The New York Times reported this week that many former critics of Cardinal Joseph Ratzinger are warming up to the man once called the “Vatican’s pit bull,” since his becoming Pope Benedict XVI last spring.

“Supporters and skeptics alike”, wrote Ian Fischer, “say Benedict is revealing himself as a man more complicated, subtle and personally warm than many had expected from his years as the Vatican's defender of the faith.”

The article noted that while Pope Benedict hasn’t backed down on crucial issues of Catholic teaching like homosexuality, contraception and abortion, making him extremely appealing to orthodox Catholics, more dissenting Catholics have been surprised by the Holy Father’s softness and emphasis on God’s love.

Rev. Keith F. Pecklers, a Jesuit professor at the Rome’s Gregorian Pontifical University told the Times, "I have been pleasantly surprised by what we have seen thus far…What strikes me is that he is clearly a man of deep prayer and spirituality. He is very intelligent, a good theologian. And he is very humble. He clearly does not want to call attention to himself."

Fischer juxtaposed Pope Benedict with his predecessor, John Paul II, who was world-renowned for his powerful stage presence. “His manner is gentle,” he wrote, “even shy, his voice quiet and his reasoning clear, the focus less on him and his strong views than on the church and its teaching.”

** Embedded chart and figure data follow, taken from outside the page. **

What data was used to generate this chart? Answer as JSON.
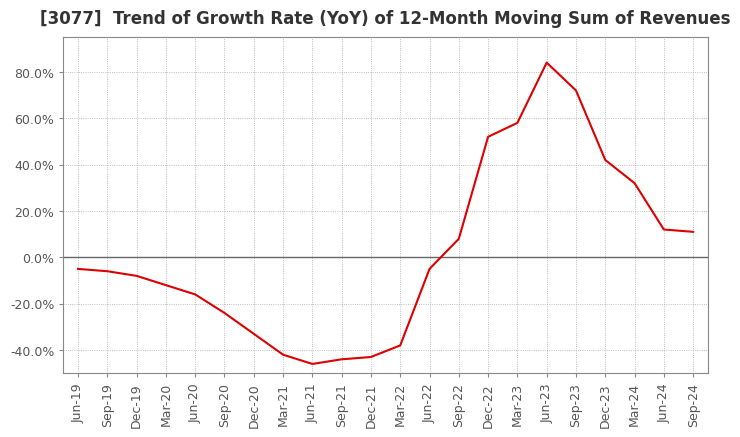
{
  "title": "[3077]  Trend of Growth Rate (YoY) of 12-Month Moving Sum of Revenues",
  "title_fontsize": 12,
  "line_color": "#dd0000",
  "background_color": "#ffffff",
  "grid_color": "#aaaaaa",
  "ylim": [
    -50,
    95
  ],
  "yticks": [
    -40,
    -20,
    0,
    20,
    40,
    60,
    80
  ],
  "ytick_labels": [
    "-40.0%",
    "-20.0%",
    "0.0%",
    "20.0%",
    "40.0%",
    "60.0%",
    "80.0%"
  ],
  "dates": [
    "Jun-19",
    "Sep-19",
    "Dec-19",
    "Mar-20",
    "Jun-20",
    "Sep-20",
    "Dec-20",
    "Mar-21",
    "Jun-21",
    "Sep-21",
    "Dec-21",
    "Mar-22",
    "Jun-22",
    "Sep-22",
    "Dec-22",
    "Mar-23",
    "Jun-23",
    "Sep-23",
    "Dec-23",
    "Mar-24",
    "Jun-24",
    "Sep-24"
  ],
  "values": [
    -5,
    -6,
    -8,
    -12,
    -16,
    -24,
    -33,
    -42,
    -46,
    -44,
    -43,
    -38,
    -5,
    8,
    52,
    58,
    84,
    72,
    42,
    32,
    12,
    11
  ],
  "tick_fontsize": 9,
  "zero_line_color": "#666666",
  "spine_color": "#888888"
}
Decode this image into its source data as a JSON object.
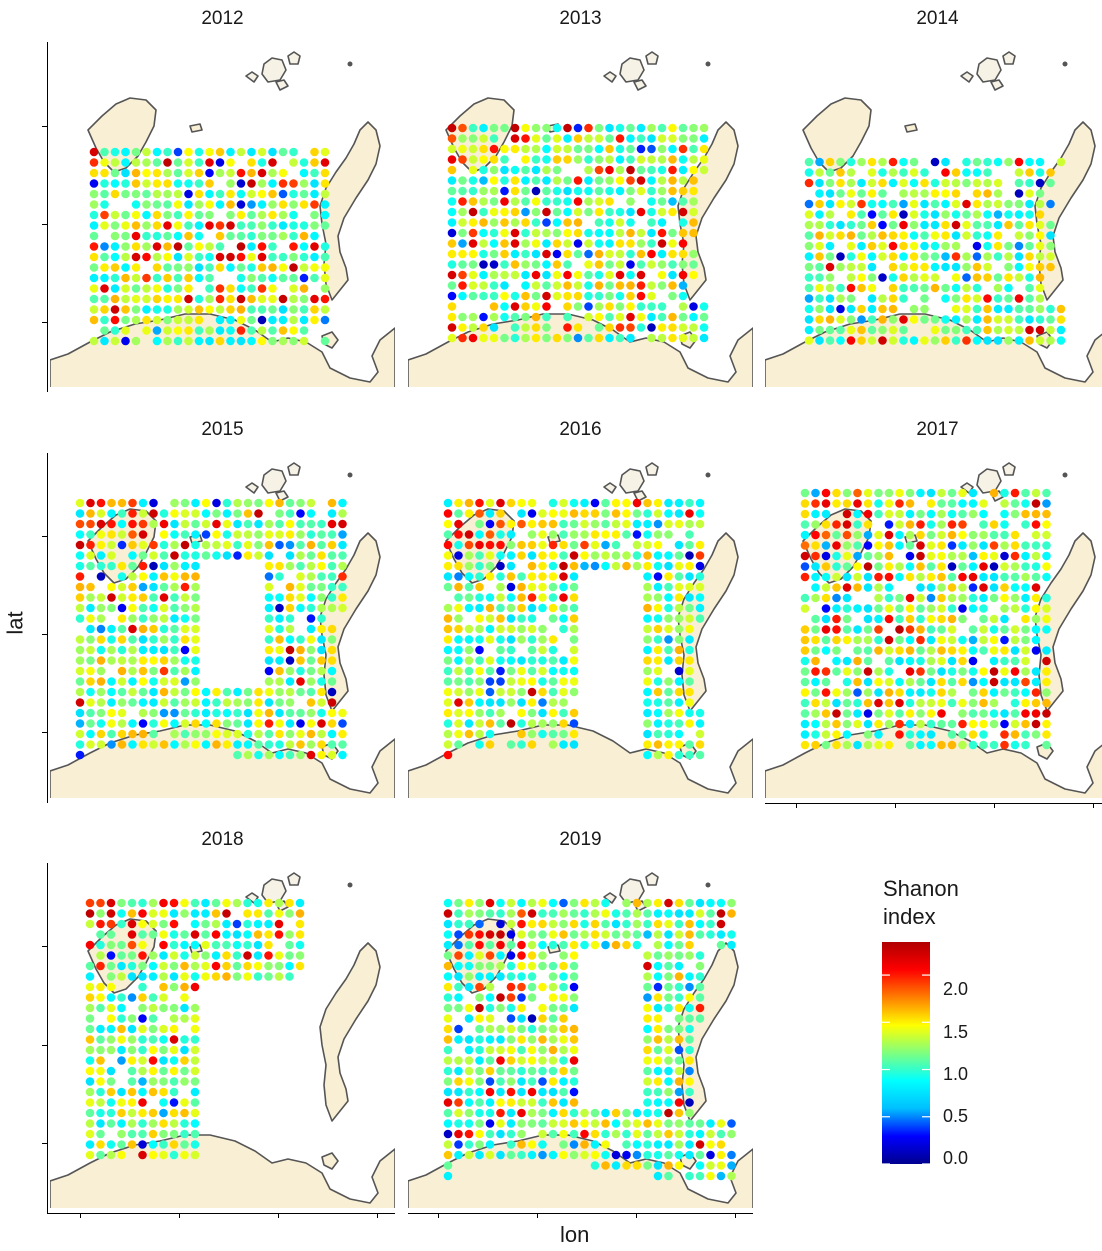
{
  "chart_data": {
    "type": "scatter",
    "layout": "faceted map panels",
    "xlabel": "lon",
    "ylabel": "lat",
    "panels": [
      {
        "title": "2012",
        "coverage": "dense grid across full sea, many high values along northwest island coasts"
      },
      {
        "title": "2013",
        "coverage": "dense grid across full sea, high values near island coasts"
      },
      {
        "title": "2014",
        "coverage": "grid across sea, few stations near islands"
      },
      {
        "title": "2015",
        "coverage": "grid with central gap, low values along eastern edge"
      },
      {
        "title": "2016",
        "coverage": "grid with large eastern gap, low values in east"
      },
      {
        "title": "2017",
        "coverage": "dense grid, high values in north"
      },
      {
        "title": "2018",
        "coverage": "western grid only, eastern sea unsampled"
      },
      {
        "title": "2019",
        "coverage": "grid with central-eastern gap"
      }
    ],
    "legend": {
      "title": "Shanon\nindex",
      "title_lines": [
        "Shanon",
        "index"
      ],
      "ticks": [
        "2.0",
        "1.5",
        "1.0",
        "0.5",
        "0.0"
      ],
      "range": [
        0,
        2.35
      ],
      "colormap": [
        "#00008f",
        "#0000ff",
        "#00bfff",
        "#00ffff",
        "#7fff7f",
        "#ffff00",
        "#ff7f00",
        "#ff0000",
        "#b00000"
      ]
    }
  },
  "colors": {
    "land": "#f8efd4",
    "coast": "#555555",
    "background": "#ffffff"
  }
}
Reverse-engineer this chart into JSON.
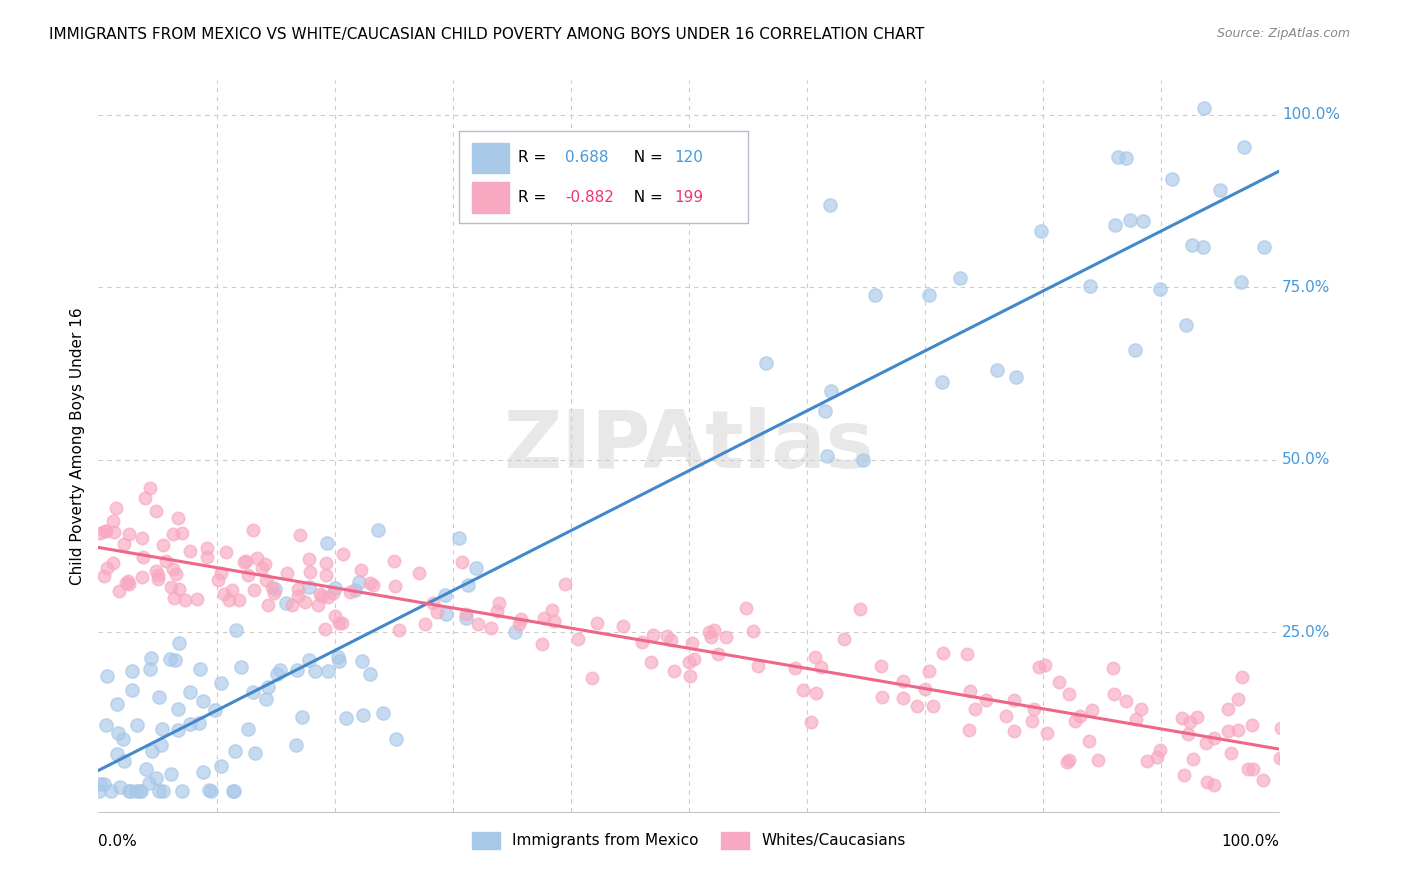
{
  "title": "IMMIGRANTS FROM MEXICO VS WHITE/CAUCASIAN CHILD POVERTY AMONG BOYS UNDER 16 CORRELATION CHART",
  "source": "Source: ZipAtlas.com",
  "ylabel": "Child Poverty Among Boys Under 16",
  "blue_R": "0.688",
  "blue_N": "120",
  "pink_R": "-0.882",
  "pink_N": "199",
  "blue_scatter_color": "#a8c8e8",
  "pink_scatter_color": "#f8a8c0",
  "blue_line_color": "#4488cc",
  "pink_line_color": "#ee6688",
  "blue_text_color": "#4499dd",
  "pink_text_color": "#ee3377",
  "watermark": "ZIPAtlas",
  "background_color": "#ffffff",
  "grid_color": "#cccccc",
  "legend_box_color": "#e8e8f0"
}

Even Oriana Fallaci, an Italian wroter told The Wall Street Journal recently that he appreciates the intelligence and clarity of Pope Benedict’s writings. "I am an atheist,” he said, “and if an atheist and a pope think the same thing, there must be some truth there."

While some, like Florida resident, Teresa La Peruta, 59, admittedly did not like the Pope at first, largely for her, because of his strong stance on fertility laws, she too admitted after a recent audience in the Vatican that "He is beginning to win me over."

According to the times, when La Peruta said this, the Pope had just donned an Italian firefighter’s hat and accepted an invitation to talk with a terminally ill nun on the cell phone of a man in a wheel chair.

Still others, like papal biographer George Weigel, simply see the man who Joseph Ratzinger (the Pope’s given name) has always been. "I have known this man for a very long time,” he told the Times, “and what I am seeing, frankly, is the man I have always known."

"It's the attractiveness of a man who knows exactly who he is, who, like John Paul II, is a genuine Christian radical, and who can explain the depth of Christian faith in a kind of winsome way."